The display panel was located , not in the Pantry but in our Lounge and was tastefully concealed behind a thick wooden panel in the Ernest Newton Magazine rack. Read the options (above) The Sitting Room. The Front and Back Doors. Bath Room,  Hall and Dining Room. “Odd” I remember you saying,” the point of it is that that you can see one of the metallic disks flickering, yet the panel is always closed.”  But fortunately the antiquated machinery also let out an angry buzzing noise which could be heard through the thickness of the wooden cover.

Which ever of us was in the Lounge then alerted the others to the signal that the House was performing one of its occasional events in a designated room. The house wasn’t at all put out when nobody appeared, confident that a repetition, perhaps later in the year , would catch some or all. After years of being together, we noticed that the house would target one of us in particular and unveil an event. There would be unaccountably sweet aromas from the curtains, musical syncopation in the downpipes, frost pockets in summer and hotspots in winter. When the three of us converged in the Bath Room last July, we were told in no uncertain terms that what we had decided were Bath Salts, were in fact candles selected to enhance the abluting experience. “Are we being told something? Are we being urged to deploy more style?”. I maintain to this day that I heard a distinct grunt of agreement.

The scale of the event varied from the marginal (artful arrangements of napkins) to ambitious, three dimensional simulations of well known Spanish still life paintings. Talking across the table one evening, you let slip you had contacted previous occupants who not only had been ignored by the House but never remember seeing the cover to the panel on the magazine rack. There was no mention on the copy of the Estate Agent’s particulars we found in the cutlery drawer.

Neither did the particulars reveal our pneumatic tube from the butler’s pantry to the settle in the Lounge. It was stamped “Dewhursts” and had been  a Counter to Cash Desk facility from a Butcher’s shop (c1900) . The canister was a polished brass projectile with snap fixing. It had a central division dividing coin from notes. Scarcely a week went by without a delivery. Not only did we not need to pay for any upkeep, but the House appeared to be keeping us (although not in any great style). Over the years we must have made over a thousand pounds from sudden packages of cash that came whistling through, landing unannounced on the book rest projecting from the settle.
On still evenings it was possible to hear the pneumatic machinery click into action and the compressed air driving the canister along the pipe.
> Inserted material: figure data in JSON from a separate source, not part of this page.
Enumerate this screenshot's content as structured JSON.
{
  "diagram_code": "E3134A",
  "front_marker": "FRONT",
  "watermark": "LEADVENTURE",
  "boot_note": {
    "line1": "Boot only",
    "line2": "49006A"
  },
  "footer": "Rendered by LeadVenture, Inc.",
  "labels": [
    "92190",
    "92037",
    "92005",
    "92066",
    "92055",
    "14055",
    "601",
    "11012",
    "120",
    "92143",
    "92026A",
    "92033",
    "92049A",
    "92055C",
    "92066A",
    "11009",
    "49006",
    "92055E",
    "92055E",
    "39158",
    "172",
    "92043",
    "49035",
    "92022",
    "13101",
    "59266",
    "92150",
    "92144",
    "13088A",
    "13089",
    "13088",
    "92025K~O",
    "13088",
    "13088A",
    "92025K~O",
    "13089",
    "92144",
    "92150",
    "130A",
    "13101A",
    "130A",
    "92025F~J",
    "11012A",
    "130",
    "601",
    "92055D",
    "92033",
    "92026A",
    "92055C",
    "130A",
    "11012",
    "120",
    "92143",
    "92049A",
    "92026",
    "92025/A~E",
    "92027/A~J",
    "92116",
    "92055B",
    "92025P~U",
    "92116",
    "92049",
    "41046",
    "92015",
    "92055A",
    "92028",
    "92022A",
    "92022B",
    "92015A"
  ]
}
My fellow residents were convinced that unexpected and indeed unnecessary interruptions of service  and hitherto unexpected trajectories, were the House showing off the extent of its delivery pipe system. “I once heard a chuckle when the canister shot past the settle and appeared in the Dumb Waiter” you said.
There was one disconcerting phenomenon we would discuss at length, the display panel seemed to record the existence of the “Blue Room”  and the a facility called the Mezzanine Bedroom. No room was blue. The Mezzanine housed the Cabinet of Curiosities although several floorboards were loose. But more of this development in due course.